Naquele dia faltou à última aula da manhã. Mais uma vez lhe tinham batido. Durante a hora do almoço, voltaram a bater-lhe. Ele não aguentou, saiu a correr e disse que ia saltar da ponte. O irmão gêmeo e alguns amigos seguraram-no, mas ele foi mais forte, e correu, correu... correu para a morte. Atravessou a ponte sobre o rio Tua, tirou a roupa, e... atirou-se às águas geladas de um rio caudaloso, engrossado pela chuva que nos últimos dias tinha caído. Naquela manhã gelada o rio envolveu no seu leito o jovem corpo do Leandro. Três de março... era inverno e mês das chuvas em Portugal.
Foi com um sentimento de revolta e impotência que ouvi a notícia. Despedimo-nos. Mãe e filha choravam.
Corri para o computador e conectei-me à internet. Queria ver e ouvir a notícia com todos os pormenores, mesmo sabendo que os mesmos só me fariam chorar ainda mais.

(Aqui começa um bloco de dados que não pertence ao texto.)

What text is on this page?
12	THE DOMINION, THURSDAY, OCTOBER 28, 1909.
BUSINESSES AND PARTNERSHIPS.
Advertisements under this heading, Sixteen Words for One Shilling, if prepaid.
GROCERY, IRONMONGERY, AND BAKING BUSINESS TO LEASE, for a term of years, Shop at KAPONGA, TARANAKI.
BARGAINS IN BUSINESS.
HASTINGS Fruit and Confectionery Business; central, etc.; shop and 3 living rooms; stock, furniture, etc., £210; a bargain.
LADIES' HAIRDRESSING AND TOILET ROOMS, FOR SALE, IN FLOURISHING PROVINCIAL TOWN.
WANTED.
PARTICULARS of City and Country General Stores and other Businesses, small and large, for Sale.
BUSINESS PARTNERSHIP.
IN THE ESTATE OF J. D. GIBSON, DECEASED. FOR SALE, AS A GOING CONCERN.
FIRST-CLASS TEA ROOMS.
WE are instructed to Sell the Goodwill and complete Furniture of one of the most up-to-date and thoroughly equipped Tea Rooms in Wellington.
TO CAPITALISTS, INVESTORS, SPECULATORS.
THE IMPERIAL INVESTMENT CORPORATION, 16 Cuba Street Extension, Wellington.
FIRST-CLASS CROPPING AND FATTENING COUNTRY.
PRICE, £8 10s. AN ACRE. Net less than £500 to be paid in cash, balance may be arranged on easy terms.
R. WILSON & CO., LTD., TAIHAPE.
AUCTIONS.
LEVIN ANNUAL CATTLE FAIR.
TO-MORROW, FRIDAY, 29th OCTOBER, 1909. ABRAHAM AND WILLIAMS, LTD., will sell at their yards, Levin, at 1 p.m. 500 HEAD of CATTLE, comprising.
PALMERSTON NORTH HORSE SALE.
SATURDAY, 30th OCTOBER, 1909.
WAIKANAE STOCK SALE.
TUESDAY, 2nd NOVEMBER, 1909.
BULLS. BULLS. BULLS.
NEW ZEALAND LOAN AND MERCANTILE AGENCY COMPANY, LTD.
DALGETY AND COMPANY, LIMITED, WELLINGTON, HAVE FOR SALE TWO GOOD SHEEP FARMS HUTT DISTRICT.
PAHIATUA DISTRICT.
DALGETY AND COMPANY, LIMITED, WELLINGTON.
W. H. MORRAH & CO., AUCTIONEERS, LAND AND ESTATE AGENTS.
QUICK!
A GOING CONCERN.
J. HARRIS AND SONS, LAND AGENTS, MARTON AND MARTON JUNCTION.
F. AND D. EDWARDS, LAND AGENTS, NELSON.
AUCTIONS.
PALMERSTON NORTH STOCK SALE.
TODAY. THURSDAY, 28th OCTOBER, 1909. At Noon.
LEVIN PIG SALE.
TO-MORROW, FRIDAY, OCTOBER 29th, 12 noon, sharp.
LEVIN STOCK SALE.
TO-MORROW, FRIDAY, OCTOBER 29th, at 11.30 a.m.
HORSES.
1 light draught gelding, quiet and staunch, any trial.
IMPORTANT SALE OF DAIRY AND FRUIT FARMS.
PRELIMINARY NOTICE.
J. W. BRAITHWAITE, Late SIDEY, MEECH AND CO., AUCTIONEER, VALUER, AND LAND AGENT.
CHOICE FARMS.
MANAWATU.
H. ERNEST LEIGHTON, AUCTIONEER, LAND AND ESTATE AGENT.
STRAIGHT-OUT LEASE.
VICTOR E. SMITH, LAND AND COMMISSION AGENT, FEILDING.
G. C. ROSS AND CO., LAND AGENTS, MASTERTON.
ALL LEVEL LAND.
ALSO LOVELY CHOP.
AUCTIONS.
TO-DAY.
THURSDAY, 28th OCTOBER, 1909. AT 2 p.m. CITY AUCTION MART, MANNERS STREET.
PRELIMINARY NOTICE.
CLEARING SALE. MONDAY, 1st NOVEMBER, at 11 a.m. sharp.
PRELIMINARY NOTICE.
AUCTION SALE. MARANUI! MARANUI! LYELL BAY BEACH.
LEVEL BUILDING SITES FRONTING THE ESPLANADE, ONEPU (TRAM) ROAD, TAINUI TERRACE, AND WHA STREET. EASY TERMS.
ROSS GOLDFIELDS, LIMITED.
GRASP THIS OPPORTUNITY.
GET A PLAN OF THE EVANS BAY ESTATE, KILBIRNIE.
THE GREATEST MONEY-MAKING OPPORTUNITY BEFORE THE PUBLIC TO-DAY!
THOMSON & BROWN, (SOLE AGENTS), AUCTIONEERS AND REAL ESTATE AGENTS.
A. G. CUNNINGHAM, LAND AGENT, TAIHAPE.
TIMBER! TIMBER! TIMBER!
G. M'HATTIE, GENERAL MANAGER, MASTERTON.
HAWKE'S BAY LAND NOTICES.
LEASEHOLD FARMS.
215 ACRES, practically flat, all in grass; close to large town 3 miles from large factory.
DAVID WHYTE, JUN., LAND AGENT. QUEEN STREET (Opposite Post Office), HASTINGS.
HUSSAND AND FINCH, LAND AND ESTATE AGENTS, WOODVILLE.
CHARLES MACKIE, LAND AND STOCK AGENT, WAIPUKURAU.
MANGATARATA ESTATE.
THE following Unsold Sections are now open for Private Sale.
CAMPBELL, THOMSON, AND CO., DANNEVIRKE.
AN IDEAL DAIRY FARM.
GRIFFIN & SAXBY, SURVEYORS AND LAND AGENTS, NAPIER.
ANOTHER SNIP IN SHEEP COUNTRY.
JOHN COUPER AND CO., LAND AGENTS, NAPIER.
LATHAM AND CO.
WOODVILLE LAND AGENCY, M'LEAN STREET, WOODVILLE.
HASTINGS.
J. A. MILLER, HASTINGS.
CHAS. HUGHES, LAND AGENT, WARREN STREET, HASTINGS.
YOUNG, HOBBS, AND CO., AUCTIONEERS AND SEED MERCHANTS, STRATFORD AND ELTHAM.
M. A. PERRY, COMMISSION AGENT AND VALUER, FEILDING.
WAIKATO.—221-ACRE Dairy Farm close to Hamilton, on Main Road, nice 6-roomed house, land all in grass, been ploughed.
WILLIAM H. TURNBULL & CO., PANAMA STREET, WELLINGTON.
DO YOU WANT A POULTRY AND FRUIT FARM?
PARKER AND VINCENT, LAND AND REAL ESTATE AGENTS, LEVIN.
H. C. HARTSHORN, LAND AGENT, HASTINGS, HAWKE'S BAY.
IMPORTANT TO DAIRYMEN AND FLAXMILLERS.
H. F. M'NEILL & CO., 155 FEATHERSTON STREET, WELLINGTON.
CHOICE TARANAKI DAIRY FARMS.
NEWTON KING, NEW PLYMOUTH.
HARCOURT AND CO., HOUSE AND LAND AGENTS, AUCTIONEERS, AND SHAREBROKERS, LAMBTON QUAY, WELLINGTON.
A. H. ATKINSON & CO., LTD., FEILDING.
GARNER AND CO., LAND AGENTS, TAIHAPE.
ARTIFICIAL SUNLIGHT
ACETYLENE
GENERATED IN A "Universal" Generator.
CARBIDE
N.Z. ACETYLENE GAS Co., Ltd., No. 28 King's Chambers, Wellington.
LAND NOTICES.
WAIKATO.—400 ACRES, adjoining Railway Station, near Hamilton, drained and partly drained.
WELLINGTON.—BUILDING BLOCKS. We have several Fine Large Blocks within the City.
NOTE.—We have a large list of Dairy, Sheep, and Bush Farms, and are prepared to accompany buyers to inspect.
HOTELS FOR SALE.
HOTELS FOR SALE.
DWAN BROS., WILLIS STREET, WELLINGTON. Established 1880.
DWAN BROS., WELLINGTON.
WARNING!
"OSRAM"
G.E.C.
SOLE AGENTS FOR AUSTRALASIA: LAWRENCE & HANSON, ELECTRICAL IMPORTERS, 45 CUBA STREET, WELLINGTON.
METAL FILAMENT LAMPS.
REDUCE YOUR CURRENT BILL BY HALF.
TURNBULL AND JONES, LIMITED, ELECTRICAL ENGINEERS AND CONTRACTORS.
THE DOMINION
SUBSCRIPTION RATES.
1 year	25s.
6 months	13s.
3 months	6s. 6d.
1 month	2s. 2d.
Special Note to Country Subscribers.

Nessa mesma noite, na internet, li um artigo onde os pais do menino, já acompanhados por psicólogos (enviados pelas autoridades governamentais ao local, para prestarem apoio à família), e entrevistados por um batalhão de jornalistas, afirmavam que há um ano atrás, o menino esteve internado depois de ter sido agredido pelos colegas, o que reforçava ainda mais a gravidade da situação. Naquela mesma noite, a ministra da Educação de Portugal, consternada com a notícia, mandara o Ministério abrir um processo de averiguações para saber o que aconteceu na escola. A notícia serviu durante muitos dias para muito moralismo e muito <<passa culpas>>. Serviu para que pessoas que se têm em alta conta se indignassem contra o bullying e se manifestassem publicamente. Só é pena a realidade não colaborar. <<Depois da casa roubada, trancas na porta...>>
Passaram-se dias, muitos dias, e o corpo de Leandro não aparecia.
As autoridase governamentais empenharam-se na busca do corpo, ao longo do rio. Nas buscas estiveram envolvidos elementos e meios, nomeadamente botes e mergulhadores especializados, e dezenas de bombeiros de várias corporações.
Chegou um dia em que alguém viu uma luva azul de borracha presa a um tronco. Era ali, na margem esquerda do Tua, que o corpo de Leandro estava. O sr. Manuel G. encontrou-o, numa manhã, junto ao que resta de três salgueiros – a 12 quilómetros da ponte de Mirandela, a 12 quilómetros do local onde o menino se atirara havia 23 longos e tristes dias. Despertara bem cedo, pegara na cana de pesca e descera o rio, pensando em pescar uns barbos para o almoço. De repente, um odor intenso fê-lo parar.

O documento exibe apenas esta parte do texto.